Case presentation: A 25-year-old patient with shortness of breath and a diagnosis of COVID-19 referred to the emergency department of Peymanieh Hospital in Jahrom. Patient was complaining of shortness of breath and cough that started 7 days ago that had gradually peaked. At arrival, saturation level (O2sat) was 77% without fever. Lung computerized tomography (CT) revealed more than 90% involvement of lung lobes. Due to the patient's condition and hypoxia, and the patient's arterial blood gases, he was transferred to the intensive care unit (ICU). Four days later he was intubated due to worsened breathing pattern and atrial gas analysis. The patient received 500 mg of methylprednisolone intravenously from 3rd day of ICU stay for three days, and 125 mg methylprednisolone daily from the 7th to the 9th day of ICU care, and 8 mg daily dexamethasone for the rest of the administration.
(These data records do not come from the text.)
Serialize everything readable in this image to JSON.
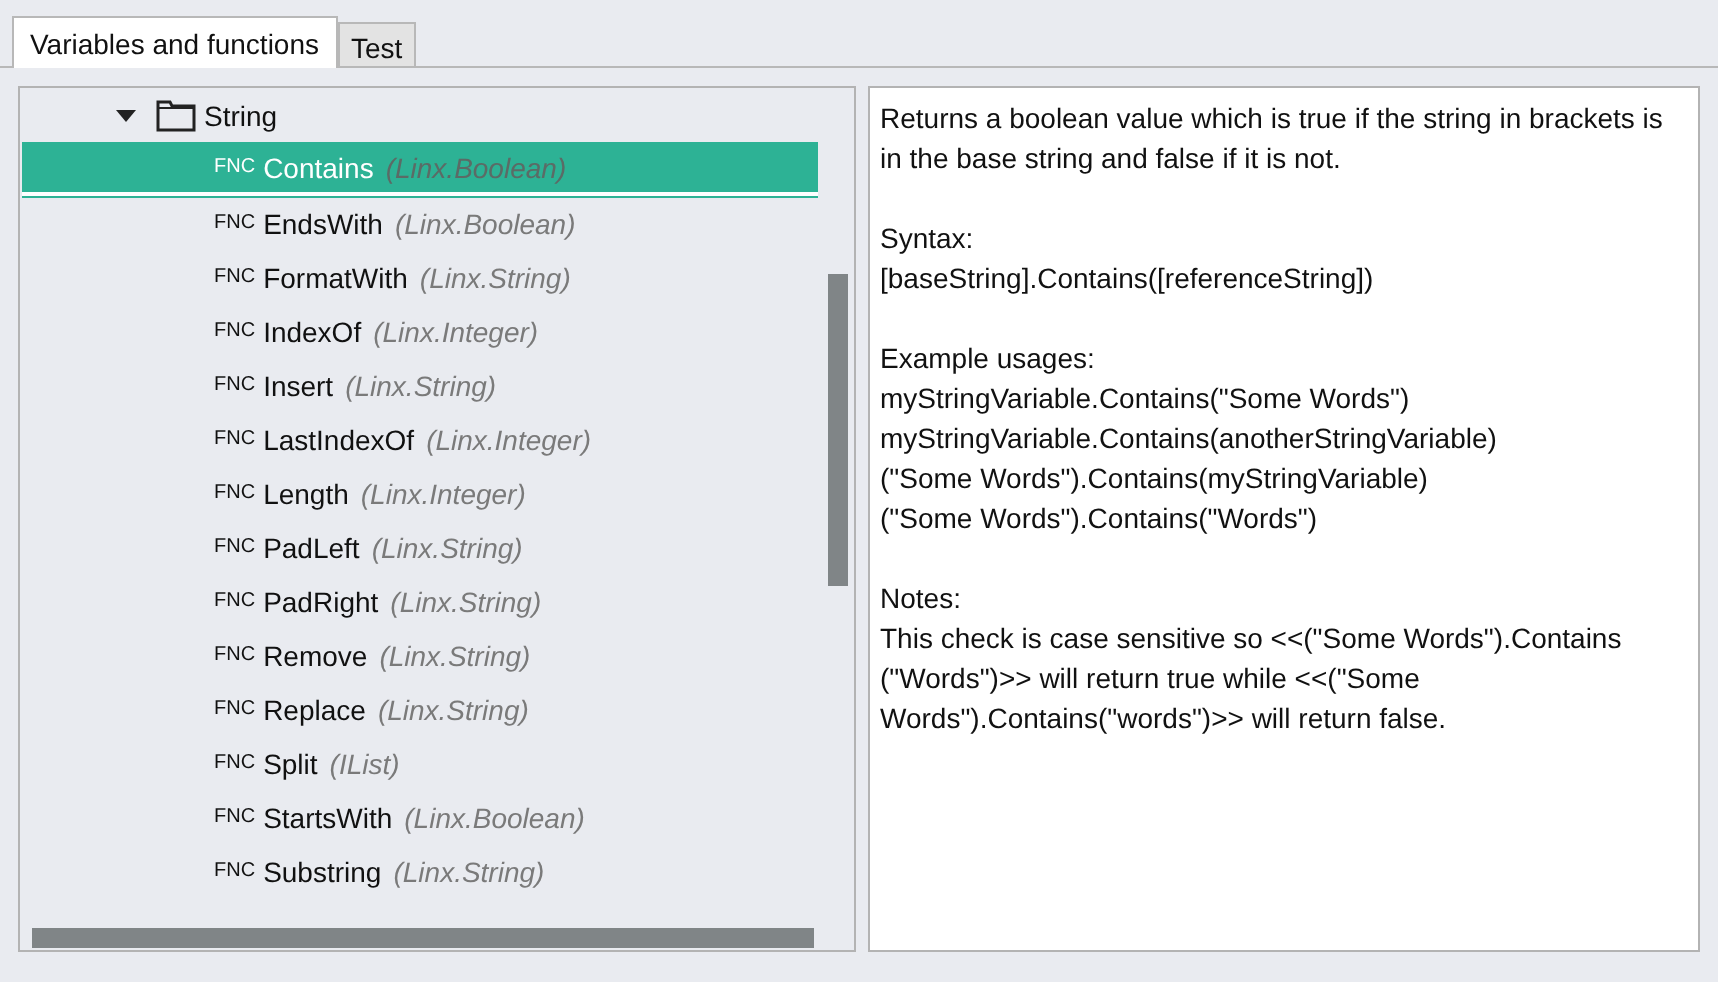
{
  "tabs": [
    {
      "label": "Variables and functions",
      "selected": true
    },
    {
      "label": "Test",
      "selected": false
    }
  ],
  "tree": {
    "folder": {
      "label": "String",
      "expanded": true,
      "children": [
        {
          "tag": "FNC",
          "name": "Contains",
          "type": "(Linx.Boolean)",
          "selected": true
        },
        {
          "tag": "FNC",
          "name": "EndsWith",
          "type": "(Linx.Boolean)",
          "selected": false
        },
        {
          "tag": "FNC",
          "name": "FormatWith",
          "type": "(Linx.String)",
          "selected": false
        },
        {
          "tag": "FNC",
          "name": "IndexOf",
          "type": "(Linx.Integer)",
          "selected": false
        },
        {
          "tag": "FNC",
          "name": "Insert",
          "type": "(Linx.String)",
          "selected": false
        },
        {
          "tag": "FNC",
          "name": "LastIndexOf",
          "type": "(Linx.Integer)",
          "selected": false
        },
        {
          "tag": "FNC",
          "name": "Length",
          "type": "(Linx.Integer)",
          "selected": false
        },
        {
          "tag": "FNC",
          "name": "PadLeft",
          "type": "(Linx.String)",
          "selected": false
        },
        {
          "tag": "FNC",
          "name": "PadRight",
          "type": "(Linx.String)",
          "selected": false
        },
        {
          "tag": "FNC",
          "name": "Remove",
          "type": "(Linx.String)",
          "selected": false
        },
        {
          "tag": "FNC",
          "name": "Replace",
          "type": "(Linx.String)",
          "selected": false
        },
        {
          "tag": "FNC",
          "name": "Split",
          "type": "(IList)",
          "selected": false
        },
        {
          "tag": "FNC",
          "name": "StartsWith",
          "type": "(Linx.Boolean)",
          "selected": false
        },
        {
          "tag": "FNC",
          "name": "Substring",
          "type": "(Linx.String)",
          "selected": false
        }
      ]
    }
  },
  "description": [
    [
      "Returns a boolean value which is true if the string in brackets is in the base string and false if it is not."
    ],
    [
      "Syntax:",
      "[baseString].Contains([referenceString])"
    ],
    [
      "Example usages:",
      "myStringVariable.Contains(\"Some Words\")",
      "myStringVariable.Contains(anotherStringVariable)",
      "(\"Some Words\").Contains(myStringVariable)",
      "(\"Some Words\").Contains(\"Words\")"
    ],
    [
      "Notes:",
      "This check is case sensitive so <<(\"Some Words\").Contains (\"Words\")>> will return true while <<(\"Some Words\").Contains(\"words\")>> will return false."
    ]
  ]
}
Patient was extubated on 10th day of ICU stay and was discharged with an improved lung CT scan on the 20th day of administration.
Conclusion: Pulse therapy with corticosteroids with high doses of methylprednisolone was associated with rapid elimination of respiratory failure and improvement in clinical manifestations and reversal of pulmonary CT changes in a patient with COVID-19 with more than 90% lung involvement.
Learning points:
o Pulse therapy with corticosteroids with high doses of methylprednisolone could improve ARDS quickly.
o Pulse therapy might be considered for such cases not responding to other treatments.
Declarations:
Acknowledgment: Clinical Research Development Unit of Peymanieh Educational and Research and Therapeutic Center of Jahrom University of Medical Sciences has provided great facilities for this work that here we appreciate.
Authors' Contributions: MR and ZR were responsible physicians of the patient from the first day. Manuscript was written by MR and ZR and ZR conducted the revisions.
Conflict of interest: There are no conflicts of interest for any listed authors.
Funding: None.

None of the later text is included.